少し恥ずかしそうに、けれど心から嬉しそうに、なまえが見た俺の話を上げ連ねていくの聞きながら、俺はやっぱり何も言えなかった。なんだよ、マジかよ、マジで俺に気があったのかよ。…嘘だろ。

「だからね、昨日山崎くんにとってはたまたまあのタイミングで私に出会って、本当に…たまたま、だったんだろうけど。私泣きそうなくらい嬉しかったの。だって」
ずっと好きだったから。そう言ってぽろりと一筋の涙を流し、笑うなまえを直視できなかった。
もしこれが俺じゃなく、別の男だったら手放しに喜べるのだろうか。気紛れで助けてやって、その結果誰もが羨むような美女の視線を独り占めして。わらしべ長者どんだけはしょってんだよってくらいの幸運だなって、…駄目だ、俺はこういうの、駄目だ。

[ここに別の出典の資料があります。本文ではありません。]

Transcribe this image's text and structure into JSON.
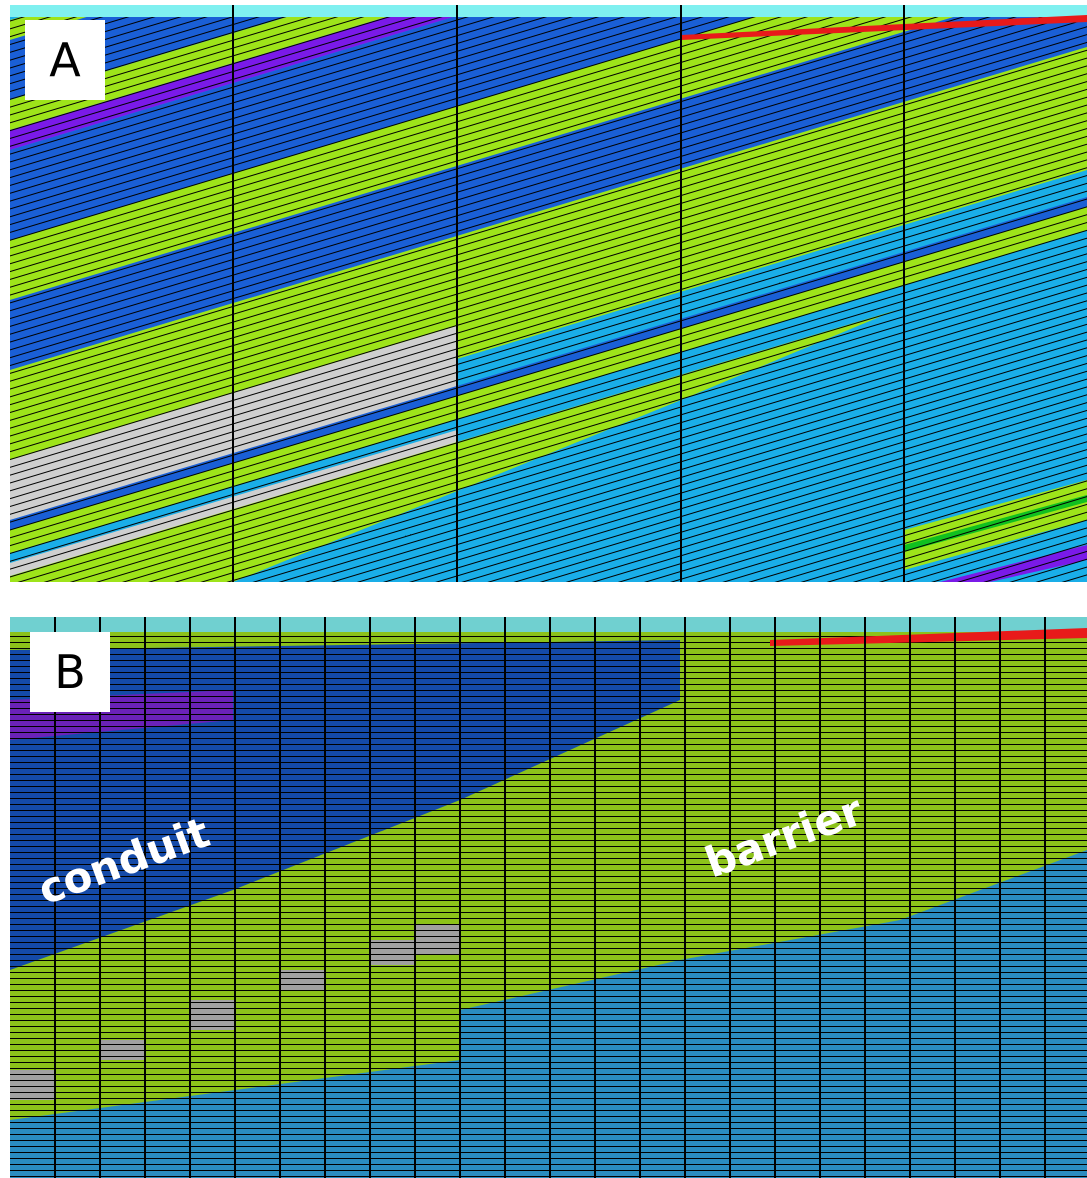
{
  "panels": [
    {
      "label": "A"
    },
    {
      "label": "B",
      "annotations": [
        "conduit",
        "barrier"
      ]
    }
  ]
}
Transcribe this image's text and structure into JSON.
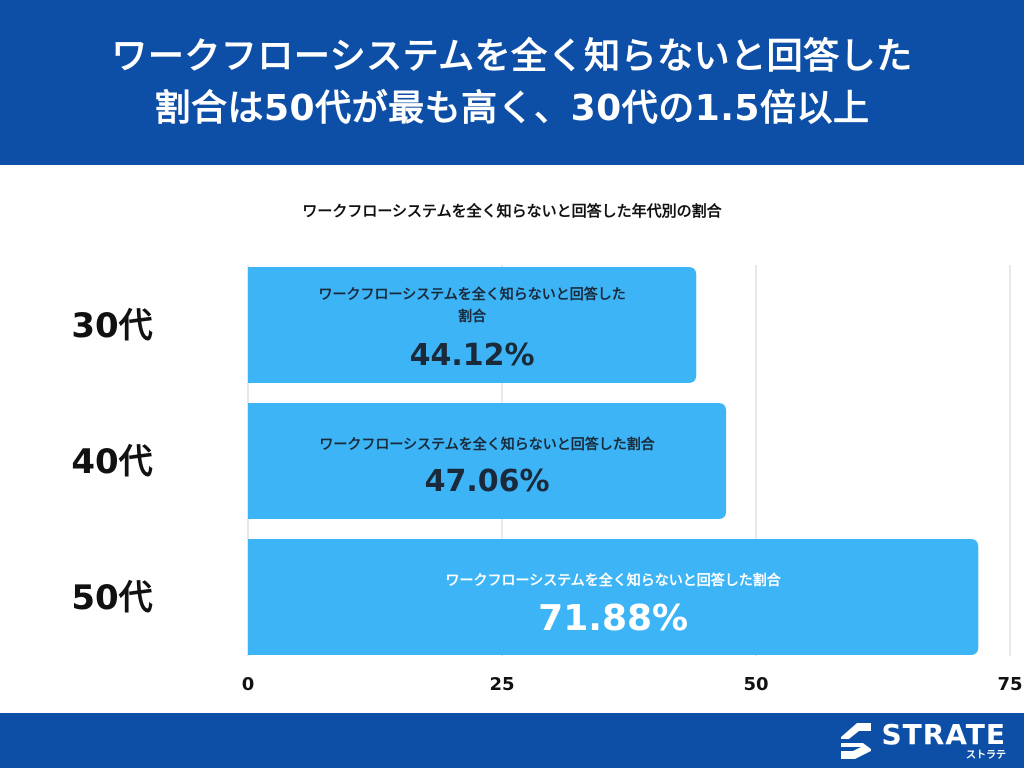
{
  "header": {
    "line1": "ワークフローシステムを全く知らないと回答した",
    "line2": "割合は50代が最も高く、30代の1.5倍以上"
  },
  "chart_data": {
    "type": "bar",
    "orientation": "horizontal",
    "title": "ワークフローシステムを全く知らないと回答した年代別の割合",
    "categories": [
      "30代",
      "40代",
      "50代"
    ],
    "series": [
      {
        "name": "ワークフローシステムを全く知らないと回答した割合",
        "values": [
          44.12,
          47.06,
          71.88
        ],
        "value_labels": [
          "44.12%",
          "47.06%",
          "71.88%"
        ],
        "bar_labels": [
          [
            "ワークフローシステムを全く知らないと回答した",
            "割合"
          ],
          [
            "ワークフローシステムを全く知らないと回答した割合"
          ],
          [
            "ワークフローシステムを全く知らないと回答した割合"
          ]
        ]
      }
    ],
    "xlim": [
      0,
      75
    ],
    "xticks": [
      0,
      25,
      50,
      75
    ],
    "xtick_labels": [
      "0",
      "25",
      "50",
      "75"
    ],
    "grid": true,
    "colors": {
      "bar": "#3db4f5",
      "grid": "#d0d0d0"
    }
  },
  "footer": {
    "brand": "STRATE",
    "brand_kana": "ストラテ",
    "logo_icon": "strate-s-logo-icon",
    "color": "#0d4ea6"
  }
}
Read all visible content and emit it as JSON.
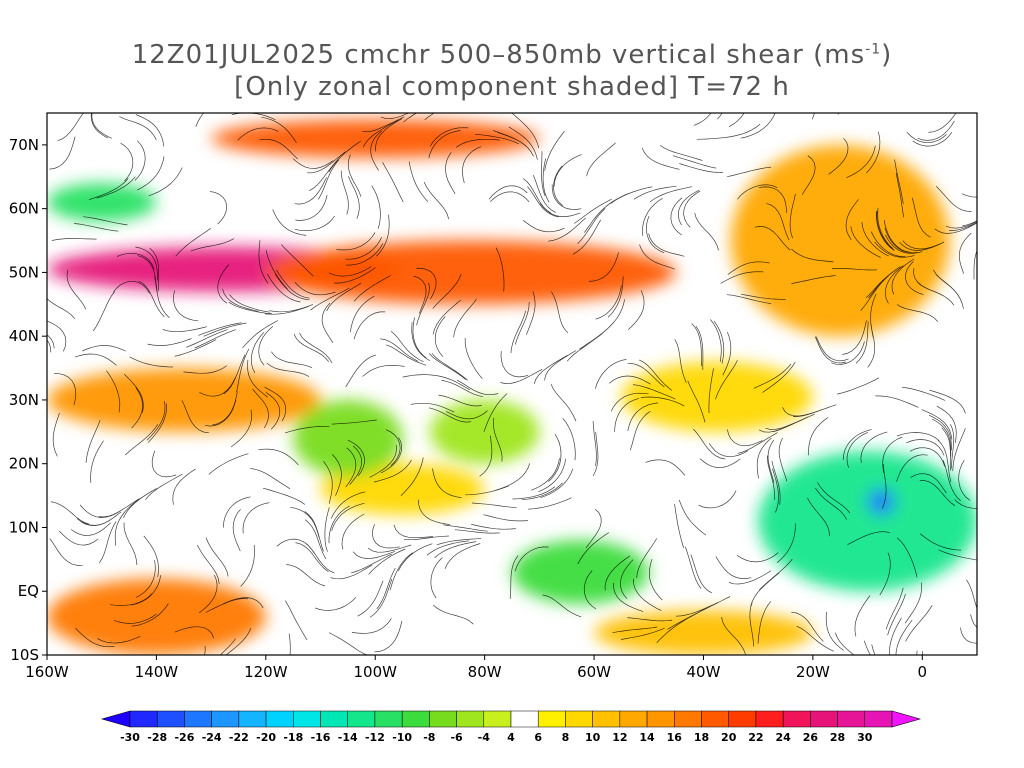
{
  "title": {
    "line1_prefix": "12Z01JUL2025 cmchr 500–850mb vertical shear (ms",
    "line1_sup": "-1",
    "line1_suffix": ")",
    "line2": "[Only zonal component shaded] T=72 h"
  },
  "map": {
    "projection": "lat-lon",
    "lon_range": [
      -160,
      10
    ],
    "lat_range": [
      -10,
      75
    ],
    "lat_ticks": [
      {
        "value": 70,
        "label": "70N"
      },
      {
        "value": 60,
        "label": "60N"
      },
      {
        "value": 50,
        "label": "50N"
      },
      {
        "value": 40,
        "label": "40N"
      },
      {
        "value": 30,
        "label": "30N"
      },
      {
        "value": 20,
        "label": "20N"
      },
      {
        "value": 10,
        "label": "10N"
      },
      {
        "value": 0,
        "label": "EQ"
      },
      {
        "value": -10,
        "label": "10S"
      }
    ],
    "lon_ticks": [
      {
        "value": -160,
        "label": "160W"
      },
      {
        "value": -140,
        "label": "140W"
      },
      {
        "value": -120,
        "label": "120W"
      },
      {
        "value": -100,
        "label": "100W"
      },
      {
        "value": -80,
        "label": "80W"
      },
      {
        "value": -60,
        "label": "60W"
      },
      {
        "value": -40,
        "label": "40W"
      },
      {
        "value": -20,
        "label": "20W"
      },
      {
        "value": 0,
        "label": "0"
      }
    ],
    "shaded_regions": [
      {
        "name": "north-pacific-jet",
        "lon": [
          -160,
          -95
        ],
        "lat": [
          47,
          54
        ],
        "value": 26
      },
      {
        "name": "north-america-jet",
        "lon": [
          -120,
          -45
        ],
        "lat": [
          45,
          55
        ],
        "value": 18
      },
      {
        "name": "arctic-jet",
        "lon": [
          -130,
          -70
        ],
        "lat": [
          68,
          74
        ],
        "value": 18
      },
      {
        "name": "north-atlantic-band",
        "lon": [
          -35,
          5
        ],
        "lat": [
          40,
          70
        ],
        "value": 12
      },
      {
        "name": "subtropical-pacific",
        "lon": [
          -160,
          -110
        ],
        "lat": [
          25,
          35
        ],
        "value": 14
      },
      {
        "name": "mid-pacific",
        "lon": [
          -110,
          -80
        ],
        "lat": [
          12,
          20
        ],
        "value": 8
      },
      {
        "name": "atlantic-subtropics",
        "lon": [
          -55,
          -20
        ],
        "lat": [
          25,
          36
        ],
        "value": 8
      },
      {
        "name": "south-pacific",
        "lon": [
          -160,
          -120
        ],
        "lat": [
          -10,
          2
        ],
        "value": 16
      },
      {
        "name": "south-atlantic",
        "lon": [
          -60,
          -20
        ],
        "lat": [
          -10,
          -3
        ],
        "value": 10
      },
      {
        "name": "east-atlantic-easterly",
        "lon": [
          -30,
          10
        ],
        "lat": [
          0,
          22
        ],
        "value": -14
      },
      {
        "name": "tropical-atlantic-easterly",
        "lon": [
          -75,
          -50
        ],
        "lat": [
          -2,
          8
        ],
        "value": -10
      },
      {
        "name": "caribbean-easterly",
        "lon": [
          -115,
          -95
        ],
        "lat": [
          18,
          30
        ],
        "value": -8
      },
      {
        "name": "gulf-easterly",
        "lon": [
          -90,
          -70
        ],
        "lat": [
          20,
          30
        ],
        "value": -6
      },
      {
        "name": "pacific-northwest-easterly",
        "lon": [
          -160,
          -140
        ],
        "lat": [
          58,
          64
        ],
        "value": -12
      },
      {
        "name": "africa-core",
        "lon": [
          -10,
          -5
        ],
        "lat": [
          12,
          16
        ],
        "value": -26
      }
    ]
  },
  "colorbar": {
    "labels": [
      "-30",
      "-28",
      "-26",
      "-24",
      "-22",
      "-20",
      "-18",
      "-16",
      "-14",
      "-12",
      "-10",
      "-8",
      "-6",
      "-4",
      "4",
      "6",
      "8",
      "10",
      "12",
      "14",
      "16",
      "18",
      "20",
      "22",
      "24",
      "26",
      "28",
      "30"
    ],
    "colors": [
      "#1e28ff",
      "#1e50ff",
      "#1e78ff",
      "#1e96ff",
      "#14b4ff",
      "#00d2ff",
      "#00e6e6",
      "#00e6b4",
      "#14e68c",
      "#28e164",
      "#3cdc3c",
      "#78dc1e",
      "#a0e61e",
      "#c8f01e",
      "#ffffff",
      "#fff000",
      "#ffd800",
      "#ffc000",
      "#ffa800",
      "#ff9600",
      "#ff7800",
      "#ff5a00",
      "#ff3c00",
      "#ff1e1e",
      "#f0145a",
      "#e61478",
      "#e61496",
      "#e614b4"
    ],
    "low_arrow_color": "#1e00ff",
    "high_arrow_color": "#f014ff"
  }
}
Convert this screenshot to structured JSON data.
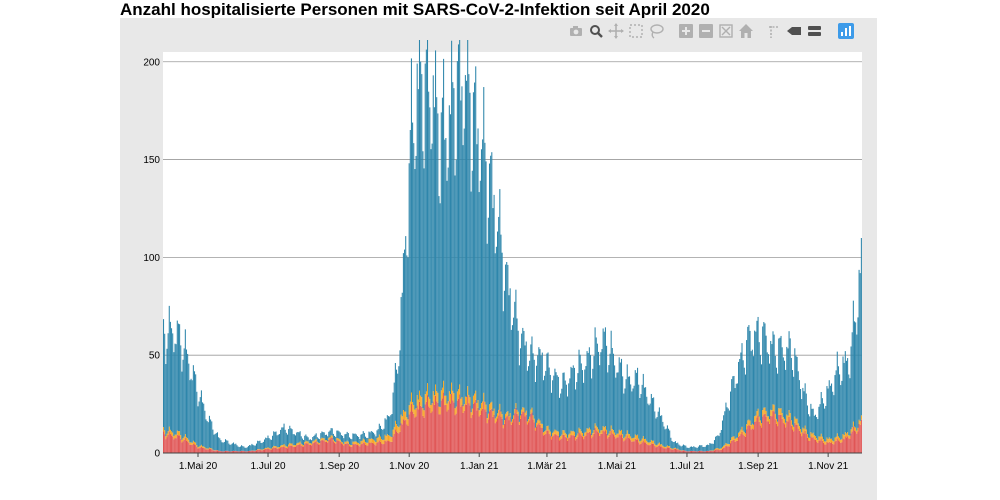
{
  "title": "Anzahl hospitalisierte Personen mit SARS-CoV-2-Infektion seit April 2020",
  "toolbar": {
    "items": [
      {
        "name": "camera-icon"
      },
      {
        "name": "zoom-icon"
      },
      {
        "name": "pan-icon"
      },
      {
        "name": "box-select-icon"
      },
      {
        "name": "lasso-select-icon"
      },
      {
        "name": "zoom-in-icon"
      },
      {
        "name": "zoom-out-icon"
      },
      {
        "name": "autoscale-icon"
      },
      {
        "name": "home-icon"
      },
      {
        "name": "spike-lines-icon"
      },
      {
        "name": "hover-closest-icon"
      },
      {
        "name": "hover-compare-icon"
      },
      {
        "name": "plotly-logo-icon"
      }
    ]
  },
  "chart_data": {
    "type": "bar",
    "stacked": true,
    "title": "Anzahl hospitalisierte Personen mit SARS-CoV-2-Infektion seit April 2020",
    "xlabel": "",
    "ylabel": "",
    "x_start": "2020-04-01",
    "x_end": "2021-11-30",
    "x_ticks": [
      {
        "date": "2020-05-01",
        "label": "1.Mai 20"
      },
      {
        "date": "2020-07-01",
        "label": "1.Jul 20"
      },
      {
        "date": "2020-09-01",
        "label": "1.Sep 20"
      },
      {
        "date": "2020-11-01",
        "label": "1.Nov 20"
      },
      {
        "date": "2021-01-01",
        "label": "1.Jan 21"
      },
      {
        "date": "2021-03-01",
        "label": "1.Mär 21"
      },
      {
        "date": "2021-05-01",
        "label": "1.Mai 21"
      },
      {
        "date": "2021-07-01",
        "label": "1.Jul 21"
      },
      {
        "date": "2021-09-01",
        "label": "1.Sep 21"
      },
      {
        "date": "2021-11-01",
        "label": "1.Nov 21"
      }
    ],
    "y_ticks": [
      0,
      50,
      100,
      150,
      200
    ],
    "ylim": [
      0,
      205
    ],
    "grid": true,
    "series_colors": {
      "red": "#e05555",
      "orange": "#f5a623",
      "blue": "#2e86ab"
    },
    "series": [
      {
        "color": "red",
        "points": [
          [
            "2020-04-01",
            10
          ],
          [
            "2020-04-15",
            8
          ],
          [
            "2020-05-01",
            3
          ],
          [
            "2020-05-20",
            1
          ],
          [
            "2020-06-15",
            1
          ],
          [
            "2020-07-15",
            3
          ],
          [
            "2020-08-10",
            5
          ],
          [
            "2020-08-25",
            7
          ],
          [
            "2020-09-10",
            4
          ],
          [
            "2020-09-30",
            5
          ],
          [
            "2020-10-15",
            6
          ],
          [
            "2020-10-25",
            14
          ],
          [
            "2020-11-05",
            22
          ],
          [
            "2020-11-20",
            25
          ],
          [
            "2020-12-05",
            26
          ],
          [
            "2020-12-20",
            25
          ],
          [
            "2021-01-01",
            23
          ],
          [
            "2021-01-15",
            19
          ],
          [
            "2021-01-25",
            17
          ],
          [
            "2021-02-05",
            20
          ],
          [
            "2021-02-15",
            18
          ],
          [
            "2021-03-01",
            10
          ],
          [
            "2021-03-15",
            8
          ],
          [
            "2021-04-01",
            9
          ],
          [
            "2021-04-15",
            11
          ],
          [
            "2021-05-01",
            9
          ],
          [
            "2021-05-20",
            6
          ],
          [
            "2021-06-10",
            3
          ],
          [
            "2021-06-30",
            1
          ],
          [
            "2021-07-20",
            1
          ],
          [
            "2021-08-01",
            2
          ],
          [
            "2021-08-15",
            8
          ],
          [
            "2021-09-01",
            17
          ],
          [
            "2021-09-15",
            19
          ],
          [
            "2021-10-01",
            15
          ],
          [
            "2021-10-15",
            8
          ],
          [
            "2021-11-01",
            5
          ],
          [
            "2021-11-15",
            7
          ],
          [
            "2021-11-25",
            12
          ],
          [
            "2021-11-30",
            15
          ]
        ]
      },
      {
        "color": "orange",
        "points": [
          [
            "2020-04-01",
            2
          ],
          [
            "2020-04-15",
            2
          ],
          [
            "2020-05-01",
            1
          ],
          [
            "2020-05-20",
            0
          ],
          [
            "2020-06-15",
            0
          ],
          [
            "2020-07-15",
            1
          ],
          [
            "2020-08-10",
            1
          ],
          [
            "2020-08-25",
            1
          ],
          [
            "2020-09-10",
            1
          ],
          [
            "2020-09-30",
            2
          ],
          [
            "2020-10-15",
            3
          ],
          [
            "2020-10-25",
            4
          ],
          [
            "2020-11-05",
            5
          ],
          [
            "2020-11-20",
            5
          ],
          [
            "2020-12-05",
            5
          ],
          [
            "2020-12-20",
            4
          ],
          [
            "2021-01-01",
            4
          ],
          [
            "2021-01-15",
            3
          ],
          [
            "2021-01-25",
            2
          ],
          [
            "2021-02-05",
            2
          ],
          [
            "2021-02-15",
            2
          ],
          [
            "2021-03-01",
            2
          ],
          [
            "2021-03-15",
            2
          ],
          [
            "2021-04-01",
            2
          ],
          [
            "2021-04-15",
            2
          ],
          [
            "2021-05-01",
            2
          ],
          [
            "2021-05-20",
            2
          ],
          [
            "2021-06-10",
            1
          ],
          [
            "2021-06-30",
            0
          ],
          [
            "2021-07-20",
            0
          ],
          [
            "2021-08-01",
            1
          ],
          [
            "2021-08-15",
            2
          ],
          [
            "2021-09-01",
            3
          ],
          [
            "2021-09-15",
            3
          ],
          [
            "2021-10-01",
            3
          ],
          [
            "2021-10-15",
            2
          ],
          [
            "2021-11-01",
            2
          ],
          [
            "2021-11-15",
            2
          ],
          [
            "2021-11-25",
            2
          ],
          [
            "2021-11-30",
            2
          ]
        ]
      },
      {
        "color": "blue",
        "points": [
          [
            "2020-04-01",
            50
          ],
          [
            "2020-04-10",
            53
          ],
          [
            "2020-04-20",
            45
          ],
          [
            "2020-05-01",
            28
          ],
          [
            "2020-05-10",
            15
          ],
          [
            "2020-05-20",
            6
          ],
          [
            "2020-06-10",
            2
          ],
          [
            "2020-06-25",
            4
          ],
          [
            "2020-07-05",
            6
          ],
          [
            "2020-07-15",
            9
          ],
          [
            "2020-07-25",
            6
          ],
          [
            "2020-08-05",
            2
          ],
          [
            "2020-08-20",
            3
          ],
          [
            "2020-09-10",
            4
          ],
          [
            "2020-09-25",
            3
          ],
          [
            "2020-10-05",
            4
          ],
          [
            "2020-10-15",
            10
          ],
          [
            "2020-10-22",
            30
          ],
          [
            "2020-10-28",
            80
          ],
          [
            "2020-11-03",
            140
          ],
          [
            "2020-11-10",
            165
          ],
          [
            "2020-11-20",
            160
          ],
          [
            "2020-11-28",
            135
          ],
          [
            "2020-12-05",
            140
          ],
          [
            "2020-12-12",
            160
          ],
          [
            "2020-12-20",
            165
          ],
          [
            "2020-12-28",
            145
          ],
          [
            "2021-01-05",
            130
          ],
          [
            "2021-01-15",
            105
          ],
          [
            "2021-01-25",
            70
          ],
          [
            "2021-02-05",
            40
          ],
          [
            "2021-02-15",
            30
          ],
          [
            "2021-02-25",
            35
          ],
          [
            "2021-03-05",
            30
          ],
          [
            "2021-03-15",
            25
          ],
          [
            "2021-03-25",
            32
          ],
          [
            "2021-04-05",
            36
          ],
          [
            "2021-04-20",
            46
          ],
          [
            "2021-05-01",
            35
          ],
          [
            "2021-05-10",
            28
          ],
          [
            "2021-05-20",
            30
          ],
          [
            "2021-06-01",
            20
          ],
          [
            "2021-06-10",
            13
          ],
          [
            "2021-06-20",
            3
          ],
          [
            "2021-07-05",
            2
          ],
          [
            "2021-07-20",
            3
          ],
          [
            "2021-07-28",
            6
          ],
          [
            "2021-08-05",
            20
          ],
          [
            "2021-08-15",
            35
          ],
          [
            "2021-08-25",
            44
          ],
          [
            "2021-09-05",
            40
          ],
          [
            "2021-09-15",
            32
          ],
          [
            "2021-10-01",
            35
          ],
          [
            "2021-10-10",
            20
          ],
          [
            "2021-10-20",
            10
          ],
          [
            "2021-11-01",
            25
          ],
          [
            "2021-11-10",
            35
          ],
          [
            "2021-11-20",
            38
          ],
          [
            "2021-11-25",
            58
          ],
          [
            "2021-11-30",
            80
          ]
        ]
      }
    ]
  }
}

「ということなので。…もし思ってたのと違ったなとか、やっぱ嫌だなーって思ったら別れてもいいよ。けど」
「…ん、」
「私は私で頑張るから。山崎くんが嫌になるまで彼女でいていいですか?」
なのにお前が、なまえが。またそんな顔で笑うから、言えなかった。…いや、違う。

「嫌…なんかじゃ、ねぇよ」
お前の好意につけ込んで、一心に想われているというのがこんなに心地いいもんだって、俺は初めて知ったから。
結局のところ俺は甘えていたんだ。なまえみたいないい奴を、これから傷つけることもあるかもしれない、泣かせるかもしれない、そんな可能性その辺にごろごろ転がっているのに。俺みてぇな奴なら尚更だ。なのに。

「彼女でいろよ。…ただしお前が嫌んなったら、そのときもちゃんと言えよ」
「あはは、多分それはないかも」
告られて好きじゃねーけど付き合ってみて、なんてよくある話だと思ってた。それがこんなに罪悪感、そしてよくわからない痛みを伴うものなんだって、俺はこの日初めて知ったんだ。